Why you are a work of art!

This past week my wife and I visited the Walker Art Center in Minneapolis. It is a museum that hosts among things exhibitions of contemporary art. One of the exhibits was a work of art by Robert Gober created in the late 1980s entitled “Untitled Door And Door Frame” and the elements used were “wood, enamel paint.” This particular “work” consisted of two major elements. First there was a wood framed doorway, the only entrance into a white ten by fourteen windowless, featureless room. The door frame was painted with a healthy coat of creamy beige enamel. Inside the room leaning against the opposite wall farthest from the doorway was the second element of the “work” – an old six-panel interior door without a door knob or latch which was also painted a creamy beige.
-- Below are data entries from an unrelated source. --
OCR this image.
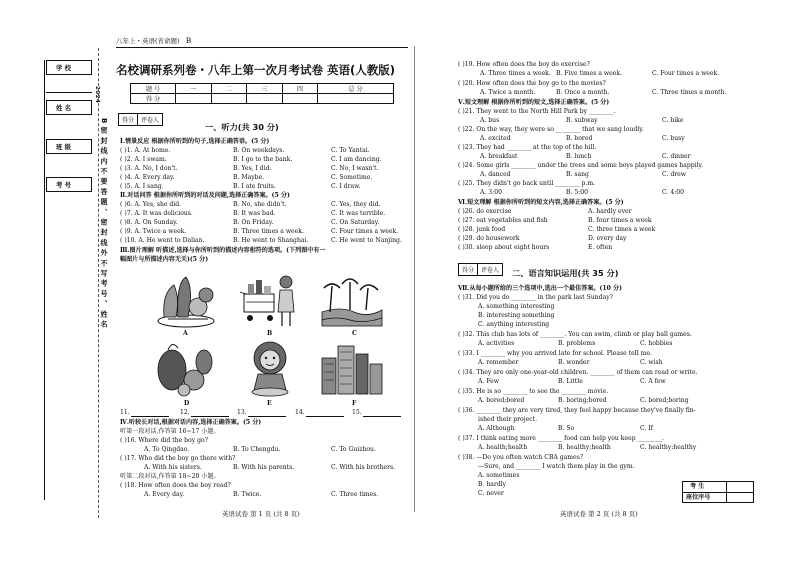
学 校
姓 名
班 级
考 号
2024
B密封线内不要答题、密封线外不写考号、姓名
八年上・英语(省命题) B
名校调研系列卷・八年上第一次月考试卷 英语(人教版)
题 号	一	二	三	四	总 分
得 分					
得分	评卷人
一、听力(共 30 分)
Ⅰ.情景反应 根据你所听到的句子,选择正确答语。(5 分)
( )1. A. At home.	B. On weekdays.	C. To Yantai.
( )2. A. I swam.	B. I go to the bank.	C. I am dancing.
( )3. A. No, I don't.	B. Yes, I did.	C. No, I wasn't.
( )4. A. Every day.	B. Maybe.	C. Sometime.
( )5. A. I sang.	B. I ate fruits.	C. I draw.
Ⅱ.对话问答 根据你所听到的对话及问题,选择正确答案。(5 分)
( )6. A. Yes, she did.	B. No, she didn't.	C. Yes, they did.
( )7. A. It was delicious.	B. It was bad.	C. It was terrible.
( )8. A. On Sunday.	B. On Friday.	C. On Saturday.
( )9. A. Twice a week.	B. Three times a week.	C. Four times a week.
( )10. A. He went to Dalian.	B. He went to Shanghai.	C. He went to Nanjing.
Ⅲ.图片理解 听描述,选择与你所听到的描述内容相符的选项。(下列图中有一
幅图片与所描述内容无关)(5 分)
A	B	C
D	E	F
11.	12.	13.	14.	15.
Ⅳ.听较长对话,根据对话内容,选择正确答案。(5 分)
听第一段对话,作答第 16~17 小题。
( )16. Where did the boy go?
A. To Qingdao.	B. To Chengdu.	C. To Guizhou.
( )17. Who did the boy go there with?
A. With his sisters.	B. With his parents.	C. With his brothers.
听第二段对话,作答第 18~20 小题。
( )18. How often does the boy read?
A. Every day.	B. Twice.	C. Three times.
英语试卷 第 1 页 (共 8 页)
( )19. How often does the boy do exercise?
A. Three times a week. B. Five times a week.	C. Four times a week.
( )20. How often does the boy go to the movies?
A. Twice a month.	B. Once a month.	C. Three times a month.
Ⅴ.短文理解 根据你所听到的短文,选择正确答案。(5 分)
( )21. They went to the North Hill Park by ________.
A. bus	B. subway	C. bike
( )22. On the way, they were so ________ that we sang loudly.
A. excited	B. bored	C. busy
( )23. They had ________ at the top of the hill.
A. breakfast	B. lunch	C. dinner
( )24. Some girls ________ under the trees and some boys played games happily.
A. danced	B. sang	C. drew
( )25. They didn't go back until ________ p.m.
A. 3:00	B. 5:00	C. 4:00
Ⅵ.短文理解 根据你所听到的短文内容,选择正确答案。(5 分)
( )26. do exercise	A. hardly ever
( )27. eat vegetables and fish	B. four times a week
( )28. junk food	C. three times a week
( )29. do housework	D. every day
( )30. sleep about eight hours	E. often
得分	评卷人	二、语言知识运用(共 35 分)
Ⅶ.从每小题所给的三个选项中,选出一个最佳答案。(10 分)
( )31. Did you do ________ in the park last Sunday?
A. something interesting
B. interesting something
C. anything interesting
( )32. This club has lots of ________. You can swim, climb or play ball games.
A. activities	B. problems	C. hobbies
( )33. I ________ why you arrived late for school. Please tell me.
A. remember	B. wonder	C. wish
( )34. They are only one-year-old children. ________ of them can read or write.
A. Few	B. Little	C. A few
( )35. He is so ________ to see the ________ movie.
A. bored;bored	B. boring;bored	C. bored;boring
( )36. ________ they are very tired, they feel happy because they've finally fin-
ished their project.
A. Although	B. So	C. If
( )37. I think eating more ________ food can help you keep ________.
A. health;health	B. healthy;health	C. healthy;healthy
( )38. —Do you often watch CBA games?
—Sure, and ________ I watch them play in the gym.
A. sometimes
B. hardly
C. never
考 生
座位序号
英语试卷 第 2 页 (共 8 页)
Like so much of modern art, it takes a right-brained creative to fully appreciate the categorization of certain things as “art.” And this display by Gober, constructed and arranged using such common objects was no exception. Typically when most people think of art they imagine works like the Mona Lisa by Da Vinci or The Pieta by Michelangelo.
To a left-brained home fixit guy like myself, Untitled Door And Door Frame looked more like an unfinished project and anything but a work of art. In my linear, structured way of thinking the paint was dry so why not get the necessary hardware, grab the door and install the hinges and latch set, measure the doorframe to match, install its hinges and mount the door?
Perhaps that is some of the emotional response Gober was looking for when he came up with his idea. I know that good art is meant to be evocative but typically we associate the response of its beholder be one of aesthetic enjoyment rather than frenetic deployment.
It raises a very important question “When is art, art?”